Após o expediente, He Qinghe saiu apressado sem falar com Zhu Muyun, e este também preferia manter distância. Ao sair, encontrou Li Jiansheng.

“Vai pra casa?” perguntou Zhu Muyun.

“Depois de um acontecimento desses, quem pode ir pra casa?” respondeu Li Jiansheng irritado. Após o atentado a He Xietang, ninguém do setor de inteligência descansou, todos de prontidão vinte e quatro horas.

“Isso é duro. Quer jantar comigo?” sugeriu Zhu Muyun.

“Não, preciso voltar ao trabalho.” respondeu Li Jiansheng, ainda assustado. Da última vez que foi ao restaurante Meiwèi, no dia seguinte o lugar fechou, e ele não sabia se era por causa de sua presença. Felizmente, ninguém no escritório percebeu, senão teria muitos problemas.

“Pois é, trabalho em primeiro lugar.
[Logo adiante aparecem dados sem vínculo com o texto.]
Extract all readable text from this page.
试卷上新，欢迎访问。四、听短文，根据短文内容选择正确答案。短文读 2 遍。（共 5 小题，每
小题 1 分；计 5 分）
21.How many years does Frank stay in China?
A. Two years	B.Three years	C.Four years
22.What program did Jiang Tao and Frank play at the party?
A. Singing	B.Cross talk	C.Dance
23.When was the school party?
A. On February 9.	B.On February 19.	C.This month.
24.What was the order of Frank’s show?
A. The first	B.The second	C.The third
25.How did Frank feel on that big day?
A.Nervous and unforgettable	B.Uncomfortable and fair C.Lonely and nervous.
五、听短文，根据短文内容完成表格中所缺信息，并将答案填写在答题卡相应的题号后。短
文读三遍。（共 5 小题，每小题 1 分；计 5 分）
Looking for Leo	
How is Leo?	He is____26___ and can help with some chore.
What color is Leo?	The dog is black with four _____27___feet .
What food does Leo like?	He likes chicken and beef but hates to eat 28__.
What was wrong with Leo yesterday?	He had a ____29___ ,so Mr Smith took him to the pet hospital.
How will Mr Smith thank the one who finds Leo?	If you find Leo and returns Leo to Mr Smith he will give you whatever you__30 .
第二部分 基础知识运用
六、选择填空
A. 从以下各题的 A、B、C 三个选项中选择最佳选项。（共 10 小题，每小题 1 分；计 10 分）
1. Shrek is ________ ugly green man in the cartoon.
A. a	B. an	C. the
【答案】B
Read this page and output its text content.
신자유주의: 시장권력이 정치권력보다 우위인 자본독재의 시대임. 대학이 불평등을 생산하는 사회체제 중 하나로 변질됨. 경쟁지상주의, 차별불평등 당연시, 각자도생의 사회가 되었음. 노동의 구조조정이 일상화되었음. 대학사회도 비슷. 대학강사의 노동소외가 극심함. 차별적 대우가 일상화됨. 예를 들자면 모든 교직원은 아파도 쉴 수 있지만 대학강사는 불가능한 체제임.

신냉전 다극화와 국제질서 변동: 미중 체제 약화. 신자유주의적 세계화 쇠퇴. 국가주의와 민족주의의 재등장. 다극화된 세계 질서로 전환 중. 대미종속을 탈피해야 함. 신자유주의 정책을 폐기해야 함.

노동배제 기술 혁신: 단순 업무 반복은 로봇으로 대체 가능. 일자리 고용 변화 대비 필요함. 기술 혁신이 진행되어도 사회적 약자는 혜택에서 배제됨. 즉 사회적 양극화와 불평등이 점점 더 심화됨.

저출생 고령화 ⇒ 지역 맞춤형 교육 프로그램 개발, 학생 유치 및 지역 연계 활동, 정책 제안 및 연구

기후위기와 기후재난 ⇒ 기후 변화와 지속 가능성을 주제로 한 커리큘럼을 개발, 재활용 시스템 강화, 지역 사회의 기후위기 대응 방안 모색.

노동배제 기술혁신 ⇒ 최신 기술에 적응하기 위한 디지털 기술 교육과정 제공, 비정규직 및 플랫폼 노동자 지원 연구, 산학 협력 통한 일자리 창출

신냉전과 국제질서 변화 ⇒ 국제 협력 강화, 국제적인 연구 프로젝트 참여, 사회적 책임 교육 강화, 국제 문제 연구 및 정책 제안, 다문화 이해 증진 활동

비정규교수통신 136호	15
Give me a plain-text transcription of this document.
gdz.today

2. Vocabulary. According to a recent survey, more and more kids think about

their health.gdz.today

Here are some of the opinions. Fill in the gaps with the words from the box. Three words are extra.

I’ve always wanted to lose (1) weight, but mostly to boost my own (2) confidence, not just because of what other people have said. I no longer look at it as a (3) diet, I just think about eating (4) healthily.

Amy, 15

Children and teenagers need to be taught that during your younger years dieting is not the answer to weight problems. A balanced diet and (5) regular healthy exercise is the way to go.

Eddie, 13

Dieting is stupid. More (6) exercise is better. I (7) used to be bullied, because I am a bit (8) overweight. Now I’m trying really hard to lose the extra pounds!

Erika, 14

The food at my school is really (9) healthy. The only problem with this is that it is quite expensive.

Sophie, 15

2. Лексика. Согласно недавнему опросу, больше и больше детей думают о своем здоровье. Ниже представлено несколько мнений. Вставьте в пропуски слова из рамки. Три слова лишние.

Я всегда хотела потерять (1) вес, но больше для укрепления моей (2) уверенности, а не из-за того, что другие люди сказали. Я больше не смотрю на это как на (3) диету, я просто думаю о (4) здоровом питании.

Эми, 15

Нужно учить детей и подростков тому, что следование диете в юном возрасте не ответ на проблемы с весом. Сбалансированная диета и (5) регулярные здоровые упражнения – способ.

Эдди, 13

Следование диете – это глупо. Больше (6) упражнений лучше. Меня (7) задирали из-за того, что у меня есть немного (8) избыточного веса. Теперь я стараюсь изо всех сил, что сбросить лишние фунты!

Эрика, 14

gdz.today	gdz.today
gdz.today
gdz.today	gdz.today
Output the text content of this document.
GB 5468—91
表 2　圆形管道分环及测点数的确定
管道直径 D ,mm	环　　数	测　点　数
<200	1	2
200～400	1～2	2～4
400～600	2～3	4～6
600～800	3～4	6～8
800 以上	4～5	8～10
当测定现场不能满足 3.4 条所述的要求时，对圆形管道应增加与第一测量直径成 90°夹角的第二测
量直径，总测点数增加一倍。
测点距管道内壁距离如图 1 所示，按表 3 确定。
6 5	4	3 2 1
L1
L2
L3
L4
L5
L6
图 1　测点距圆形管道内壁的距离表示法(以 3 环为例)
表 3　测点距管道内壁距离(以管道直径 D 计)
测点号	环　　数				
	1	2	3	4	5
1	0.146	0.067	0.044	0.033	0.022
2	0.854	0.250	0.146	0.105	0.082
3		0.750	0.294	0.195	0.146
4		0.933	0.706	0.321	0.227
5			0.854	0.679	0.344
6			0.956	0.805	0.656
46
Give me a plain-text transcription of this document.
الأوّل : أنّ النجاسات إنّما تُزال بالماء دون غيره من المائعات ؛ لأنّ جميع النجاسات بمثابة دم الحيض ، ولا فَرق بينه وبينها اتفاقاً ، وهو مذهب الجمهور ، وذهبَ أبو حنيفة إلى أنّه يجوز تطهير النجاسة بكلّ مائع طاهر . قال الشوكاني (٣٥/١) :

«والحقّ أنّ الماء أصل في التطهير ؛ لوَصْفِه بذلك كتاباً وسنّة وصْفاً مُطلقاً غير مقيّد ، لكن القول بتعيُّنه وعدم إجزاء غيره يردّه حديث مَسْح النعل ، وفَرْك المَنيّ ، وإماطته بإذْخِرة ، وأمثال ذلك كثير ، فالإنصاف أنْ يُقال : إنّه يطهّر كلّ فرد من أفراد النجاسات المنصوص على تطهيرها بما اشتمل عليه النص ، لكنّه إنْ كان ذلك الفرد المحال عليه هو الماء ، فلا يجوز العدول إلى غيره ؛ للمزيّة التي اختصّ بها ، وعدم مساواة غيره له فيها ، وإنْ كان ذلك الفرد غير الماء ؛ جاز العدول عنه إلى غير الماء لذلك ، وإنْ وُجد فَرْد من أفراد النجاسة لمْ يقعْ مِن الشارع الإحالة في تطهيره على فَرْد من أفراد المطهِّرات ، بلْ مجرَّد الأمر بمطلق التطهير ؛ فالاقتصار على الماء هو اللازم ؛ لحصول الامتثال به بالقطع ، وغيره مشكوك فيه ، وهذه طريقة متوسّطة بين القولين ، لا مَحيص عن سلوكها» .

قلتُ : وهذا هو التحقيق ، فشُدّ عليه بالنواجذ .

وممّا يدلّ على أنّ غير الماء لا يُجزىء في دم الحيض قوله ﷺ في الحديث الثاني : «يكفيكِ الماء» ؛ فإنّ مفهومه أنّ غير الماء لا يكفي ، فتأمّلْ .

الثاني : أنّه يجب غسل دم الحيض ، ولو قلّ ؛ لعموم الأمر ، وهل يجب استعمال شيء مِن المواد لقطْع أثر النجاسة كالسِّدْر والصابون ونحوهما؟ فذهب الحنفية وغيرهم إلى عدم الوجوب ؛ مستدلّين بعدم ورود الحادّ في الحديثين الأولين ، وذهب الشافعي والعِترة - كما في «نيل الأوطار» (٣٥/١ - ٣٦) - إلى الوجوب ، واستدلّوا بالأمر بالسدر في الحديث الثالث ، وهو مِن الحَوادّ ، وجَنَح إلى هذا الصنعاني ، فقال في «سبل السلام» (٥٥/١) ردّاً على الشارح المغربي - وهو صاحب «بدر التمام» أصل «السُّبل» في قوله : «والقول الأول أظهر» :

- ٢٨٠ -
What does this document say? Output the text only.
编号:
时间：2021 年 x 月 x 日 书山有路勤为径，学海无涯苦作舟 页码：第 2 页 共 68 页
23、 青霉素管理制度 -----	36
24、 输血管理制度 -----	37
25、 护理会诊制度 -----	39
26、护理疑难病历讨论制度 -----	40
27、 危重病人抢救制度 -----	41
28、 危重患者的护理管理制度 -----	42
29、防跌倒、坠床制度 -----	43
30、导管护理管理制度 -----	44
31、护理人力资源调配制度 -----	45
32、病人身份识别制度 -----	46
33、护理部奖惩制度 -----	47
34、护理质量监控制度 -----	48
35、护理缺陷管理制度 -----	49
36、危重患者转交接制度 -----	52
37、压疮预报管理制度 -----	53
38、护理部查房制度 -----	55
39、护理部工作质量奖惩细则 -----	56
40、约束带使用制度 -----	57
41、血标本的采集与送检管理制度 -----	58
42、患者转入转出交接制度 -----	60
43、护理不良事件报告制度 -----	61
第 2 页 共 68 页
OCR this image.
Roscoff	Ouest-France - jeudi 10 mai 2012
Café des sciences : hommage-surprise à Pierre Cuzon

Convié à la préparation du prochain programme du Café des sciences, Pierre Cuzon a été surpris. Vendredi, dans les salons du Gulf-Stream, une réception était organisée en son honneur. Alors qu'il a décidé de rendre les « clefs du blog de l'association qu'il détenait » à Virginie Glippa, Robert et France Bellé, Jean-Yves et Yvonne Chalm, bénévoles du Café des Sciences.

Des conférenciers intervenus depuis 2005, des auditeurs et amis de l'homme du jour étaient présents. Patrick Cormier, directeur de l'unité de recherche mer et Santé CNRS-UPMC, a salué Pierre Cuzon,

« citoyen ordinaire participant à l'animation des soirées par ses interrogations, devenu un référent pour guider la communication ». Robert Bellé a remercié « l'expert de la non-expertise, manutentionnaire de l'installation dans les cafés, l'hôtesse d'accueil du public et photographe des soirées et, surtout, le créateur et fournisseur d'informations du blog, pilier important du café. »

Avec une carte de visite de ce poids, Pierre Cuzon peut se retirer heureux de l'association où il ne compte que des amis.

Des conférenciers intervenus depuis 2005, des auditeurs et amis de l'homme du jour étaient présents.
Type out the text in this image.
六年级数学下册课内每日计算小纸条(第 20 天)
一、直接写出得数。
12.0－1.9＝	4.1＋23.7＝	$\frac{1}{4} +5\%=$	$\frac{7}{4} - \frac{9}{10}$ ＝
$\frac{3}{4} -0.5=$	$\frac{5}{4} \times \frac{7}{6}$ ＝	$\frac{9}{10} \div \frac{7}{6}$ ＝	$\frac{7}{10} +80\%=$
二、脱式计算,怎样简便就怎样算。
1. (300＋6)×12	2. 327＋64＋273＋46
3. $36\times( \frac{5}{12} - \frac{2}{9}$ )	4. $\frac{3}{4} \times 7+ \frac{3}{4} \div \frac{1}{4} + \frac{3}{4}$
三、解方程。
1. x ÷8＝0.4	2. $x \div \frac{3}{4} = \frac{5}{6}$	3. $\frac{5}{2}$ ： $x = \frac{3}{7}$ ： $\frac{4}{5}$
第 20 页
Estou morrendo de fome, vou me virar por aqui mesmo.” Zhu Muyun foi a um restaurante próximo, em frente ao escritório, onde costumava comer.

Pediu intestino de porco frito e tofu caseiro. Ao ouvir os nomes dos pratos, Li Jiansheng engoliu em seco. Planejava apenas pedir um arroz frito para levar, mas agora não conseguia sair dali.

“É comida demais pra uma pessoa só, quer dividir?” convidou Zhu Muyun.

“Com o seu salário, gasta tudo em comida e bebida.” brincou Li Jiansheng. O salário de Zhu Muyun era baixo, talvez tivesse algum extra, mas não dava para gastar assim todos os dias.

“Quem tem vinho hoje, bebe hoje; as preocupações de amanhã ficam para amanhã. Neste tempo, não sabemos nem se teremos comida amanhã.” Zhu Muyun sorriu.

“É verdade, He Xietang é uma figura importante, e hoje quase morreu.” suspirou Li Jiansheng.

“Quase morreu? Então ainda está vivo. Ouvi dizer que pegaram o autor do ataque?” perguntou Zhu Muyun casualmente.

“Você é bem informado! Mas só pegaram um, já foi levado ao esquadrão militar.” Li Jiansheng achava que Zhu Muyun sabia de alguma coisa.

“Não é à toa que vocês estão de prontidão. Quem entra no esquadrão militar não resiste por muito tempo.” comentou Zhu Muyun, lembrando dos horrores das torturas, que só ouvira falar, mas já lhe causavam arrepios.

“É verdade. Se não for amanhã cedo, será ainda hoje à noite; nenhum desses da Junta Militar escapará.” disse Li Jiansheng com orgulho.

“O ataque a He Xietang foi feito por membros da Junta Militar?” Zhu Muyun se surpreendeu. Se fosse o caso, a identidade de He Qinghe ficaria clara. Ele acreditava que tudo o que aconteceu naquela tarde tinha relação com He Qinghe, especialmente o atentado no porto de Jiangcheng.

“Sem dúvida.” respondeu Li Jiansheng. A Junta Militar e o Partido Subterrâneo agiam de formas tão distintas que qualquer um podia perceber.

“Então é melhor você voltar logo, se perder a chance de se destacar, a culpa será minha.” apressou Zhu Muyun.